Application of the Latent Position Cluster Model to Large(r) Networks
Networks are used to represent data on interactions between actors or nodes. They are employed to model a diverse range of statistical problem, from disease epidemics to social human networks. Recent work on Bayesian analysis of the links between these actors has focussed on embedding the actors in a latent ``social space''. Links between actors are more likely given a closer relative position in this social space. The Latent Position Cluster Model (LPCM) allows explicit modelling of the clustering that is exhibited in many network datasets (Handcock et al 2007). A new addition to this model is the inclusion of sender and / or receiver effects for the nodes. This explicit modelling of sociality allows for degree heterogeneity of the nodes (Krivitsky et al, 2009).

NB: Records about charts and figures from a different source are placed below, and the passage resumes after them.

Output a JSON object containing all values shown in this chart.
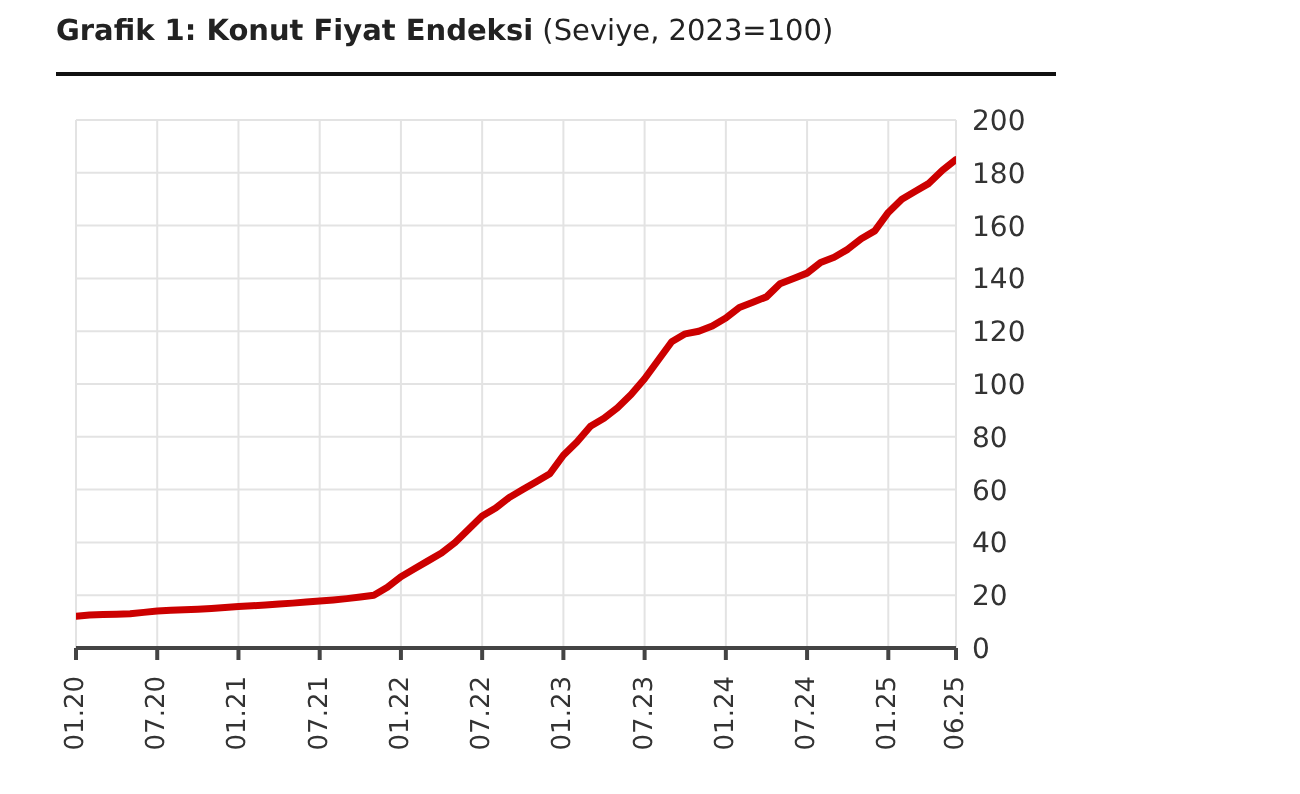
{
  "chart_data": {
    "type": "line",
    "title": "Grafik 1: Konut Fiyat Endeksi",
    "subtitle": "(Seviye, 2023=100)",
    "x": [
      "2020-01",
      "2020-02",
      "2020-03",
      "2020-04",
      "2020-05",
      "2020-06",
      "2020-07",
      "2020-08",
      "2020-09",
      "2020-10",
      "2020-11",
      "2020-12",
      "2021-01",
      "2021-02",
      "2021-03",
      "2021-04",
      "2021-05",
      "2021-06",
      "2021-07",
      "2021-08",
      "2021-09",
      "2021-10",
      "2021-11",
      "2021-12",
      "2022-01",
      "2022-02",
      "2022-03",
      "2022-04",
      "2022-05",
      "2022-06",
      "2022-07",
      "2022-08",
      "2022-09",
      "2022-10",
      "2022-11",
      "2022-12",
      "2023-01",
      "2023-02",
      "2023-03",
      "2023-04",
      "2023-05",
      "2023-06",
      "2023-07",
      "2023-08",
      "2023-09",
      "2023-10",
      "2023-11",
      "2023-12",
      "2024-01",
      "2024-02",
      "2024-03",
      "2024-04",
      "2024-05",
      "2024-06",
      "2024-07",
      "2024-08",
      "2024-09",
      "2024-10",
      "2024-11",
      "2024-12",
      "2025-01",
      "2025-02",
      "2025-03",
      "2025-04",
      "2025-05",
      "2025-06"
    ],
    "series": [
      {
        "color": "#cc0000",
        "values": [
          12,
          12.5,
          12.7,
          12.8,
          13,
          13.5,
          14,
          14.3,
          14.5,
          14.7,
          15,
          15.3,
          15.7,
          16,
          16.3,
          16.7,
          17,
          17.4,
          17.8,
          18.2,
          18.7,
          19.3,
          20,
          23,
          27,
          30,
          33,
          36,
          40,
          45,
          50,
          53,
          57,
          60,
          63,
          66,
          73,
          78,
          84,
          87,
          91,
          96,
          102,
          109,
          116,
          119,
          120,
          122,
          125,
          129,
          131,
          133,
          138,
          140,
          142,
          146,
          148,
          151,
          155,
          158,
          165,
          170,
          173,
          176,
          181,
          185
        ]
      }
    ],
    "xlim": [
      "2020-01",
      "2025-06"
    ],
    "xticks": [
      {
        "value": "2020-01",
        "label": "01.20"
      },
      {
        "value": "2020-07",
        "label": "07.20"
      },
      {
        "value": "2021-01",
        "label": "01.21"
      },
      {
        "value": "2021-07",
        "label": "07.21"
      },
      {
        "value": "2022-01",
        "label": "01.22"
      },
      {
        "value": "2022-07",
        "label": "07.22"
      },
      {
        "value": "2023-01",
        "label": "01.23"
      },
      {
        "value": "2023-07",
        "label": "07.23"
      },
      {
        "value": "2024-01",
        "label": "01.24"
      },
      {
        "value": "2024-07",
        "label": "07.24"
      },
      {
        "value": "2025-01",
        "label": "01.25"
      },
      {
        "value": "2025-06",
        "label": "06.25"
      }
    ],
    "ylim": [
      0,
      200
    ],
    "yticks": [
      0,
      20,
      40,
      60,
      80,
      100,
      120,
      140,
      160,
      180,
      200
    ],
    "grid": true,
    "marker": "none",
    "line_style": "solid"
  }
}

Inference via MCMC is cumbersome and scaling of these methods to large networks with many interacting nodes is a challenge. Variational Bayesian methods offer one solution to this problem. An approximate, closed form posterior is formed, with unknown variational parameters. These parameters are tuned by minimisation of the Kullback-Leibler divergence between the approximate variational posterior and the true posterior, known only up to proportionality.
The computational overhead is far less than sampling based methods and this allows for richer models to be developed. We demonstrate that inclusion of sociality effects may be treated as a special case of covariates of the nodes of the network. We address the issue of convergence of the variational algorithm to a local optimum and demonstrate a force based algorithm for initialisation of the latent positions that is based on the log-likelihood of the data. We also discuss some interesting and unresolved challenges including: overlapping network data (missing links), applicability of LPCM to disconnected components and very large networks and hierarchical clustering for large networks.